Buy Progress Software, Avoid Snowflake





Markets will reward investors who buy software firms that report profits. Progress Software (PRGS) is one of them. Conversely, Snowflake’s (SNOW) latest $2 billion debt issuance to buy back stock is a major red flag.

Progress stock soared by 11.85% on Wednesday after posting revenue of $179 million (+2.3% Y/Y. It earned $1.26 a share (non-GAAP). CEO Yogesh Gupta said that the firm is excited about its proposed acquisition of ShareFile, announced two weeks ago.

Progress will suspend its quarterly dividend. It will use the funds to repay the debt incurred from the ShareFile acquisition.

Snowflake is at risk of falling below $100. On September 23, 2024, it announced a $2 billion convertible note offering. It is using up to $575 million to buy back stock. The rest of the funds will cover general corporate purposes.

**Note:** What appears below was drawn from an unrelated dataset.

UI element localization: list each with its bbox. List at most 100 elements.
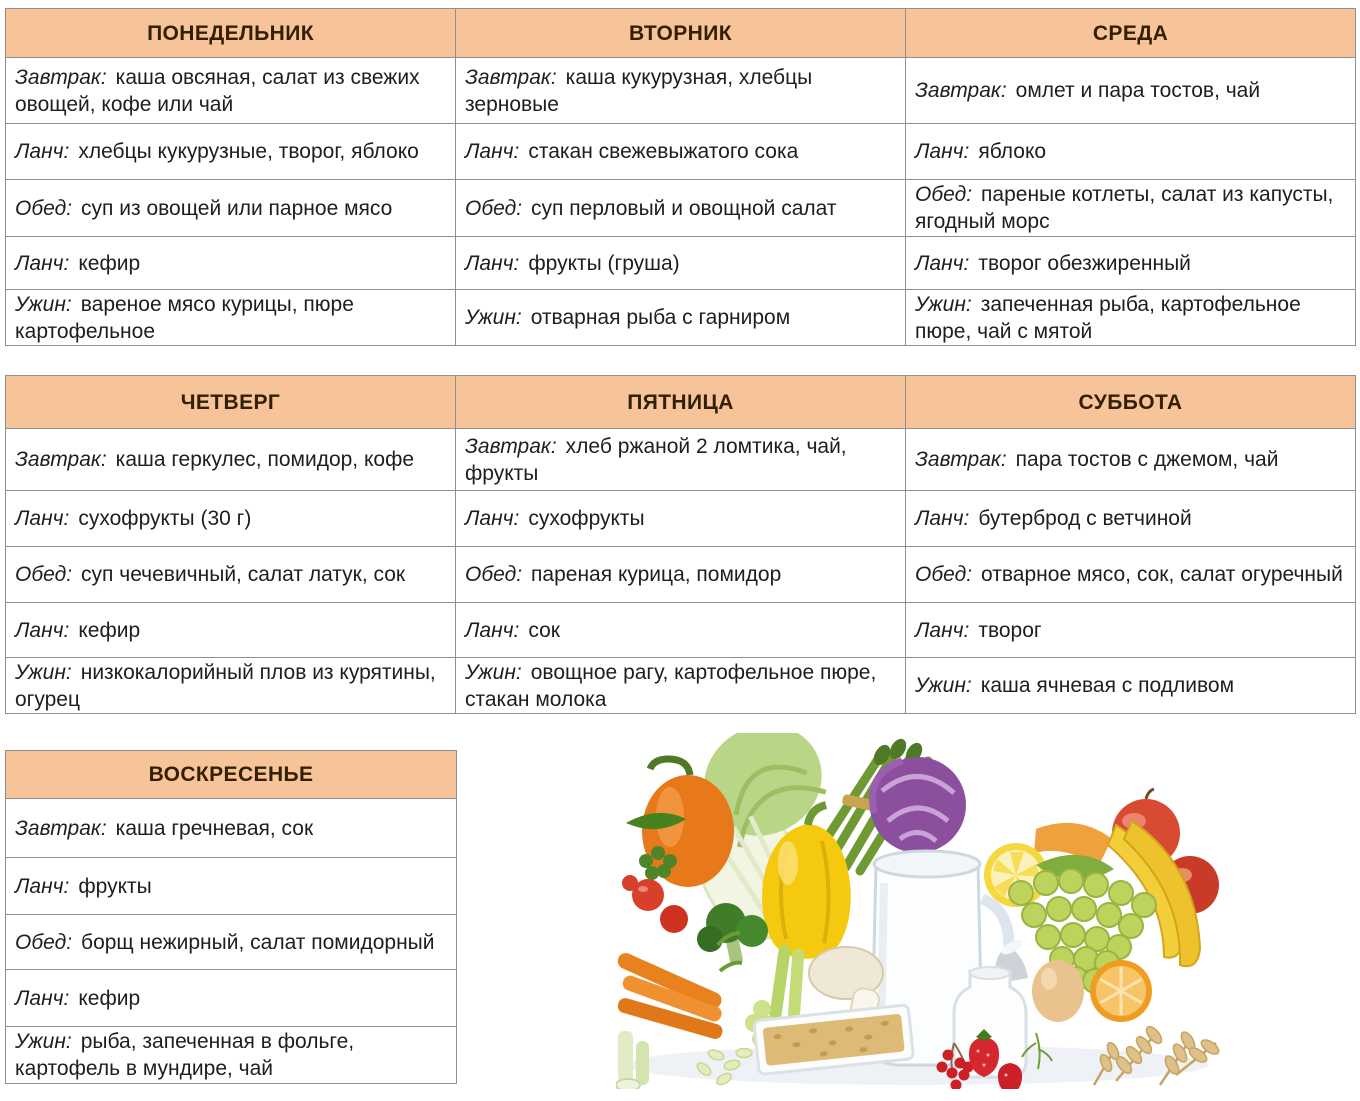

This dilution is bad news for shareholders but great news for underwriters, who earn significant fees. Risks are high that Snowflake will reward its executive team with generous compensation. As a result, shareholders will suffer in the long run.

In mid-August, Warren Buffett disclosed that Berkshire Hathaway sold its entire six million shares of SNOW stock. When Frank Slootman abruptly quit in February 2024, it suggested trouble ahead.

Snowflake faces rising competition from Databricks. What is worse is that the data-sharing ecosystem is not as sticky as it used to be.